Was saying Yesterday
To Somebody you know
That you were due—
The Frogs got Home last Week—
Are settled, and at work—
Birds, mostly back—
The Clover warm and thick—
You’ll get my Letter by
The seventeenth; Reply
Or better, be with me—
Yours, Fly.
[Algy is quoting the poem Bee! I’m Expecting You! by the 19th century American poet Emily Dickinson.]
Algy leaned back against the warm bank of sand, marvelling at the shapes which the wind and the rain had carved out of the edges of the dunes. It seemed that there had been more remodelling during the past few months than in any other winter he could remember. Where the dunes met the beach, the weather and the tides combined to create an ever-changing sculpture, never the same twice. It was fascinating to watch it evolve, if a wee bit alarming…
But Algy couldn’t really feel very much alarmed; he was too contented for that, resting in the spring sunshine and watching the beautiful green sea playing around the rocks.
Algy hopes that you will all have a chance to rest in the sunshine this weekend 🙂
It was a bright, brisk spring day, and the skylarks were singing over the sand dunes. The wind was in the north and the tide was high, and all seemed well with the world… if a wee bit chilly. So Algy made himself comfortable in a sunny spot at the edge of the dunes, and leaned back happily against the warm bank of sand, gazing out towards the dazzling sea, while the larks rose into the sky from the dunes behind him to sing their joyful songs, and then plummeted back down into the Marram grass again. Algy was reminded of a poem by John Clare:
The rolls and harrows lie at rest beside
The battered road; and spreading far and wide
Above the russet clods, the corn is seen
Sprouting its spiry points of tender green,
Where squats the hare, to terrors wide awake,
Like some brown clod the harrows failed to break.

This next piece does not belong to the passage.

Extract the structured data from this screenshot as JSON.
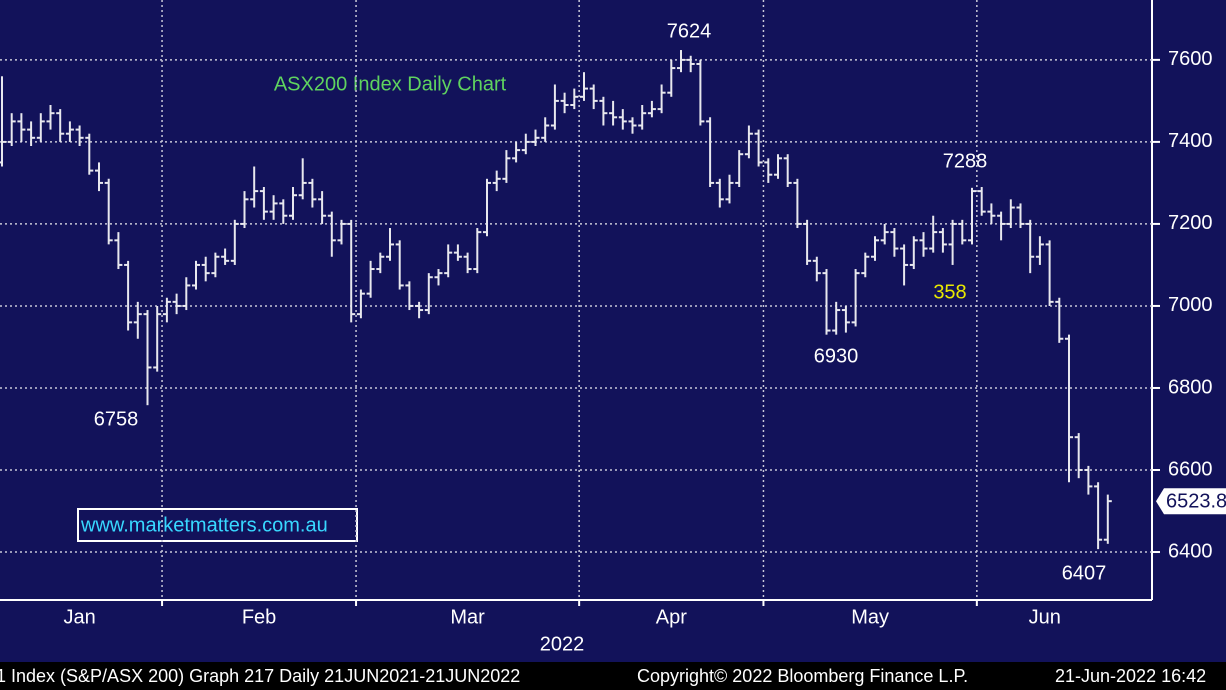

Opening their golden caskets to the sun,
The buttercups make schoolboys eager run,
To see who shall be first to pluck the prize—
Up from their hurry, see, the skylark flies,
And o’er her half-formed nest, with happy wings
Winnows the air, till in the cloud she sings,
Then hangs a dust-spot in the sunny skies,
And drops, and drops, till in her nest she lies,
Which they unheeded passed—not dreaming then
That birds which flew so high would drop agen
To nests upon the ground, which anything
May come at to destroy. Had they the wing
Like such a bird, themselves would be too proud,
And build on nothing but a passing cloud!
As free from danger as the heavens are free
From pain and toil, there would they build and be,
And sail about the world to scenes unheard
Of and unseen—Oh, were they but a bird!
So think they, while they listen to its song,
And smile and fancy and so pass along;
While its low nest, moist with the dews of morn,
Lies safely, with the leveret, in the corn.
[Algy is quoting the poem The Skylark by the early 19th century English poet John Clare.]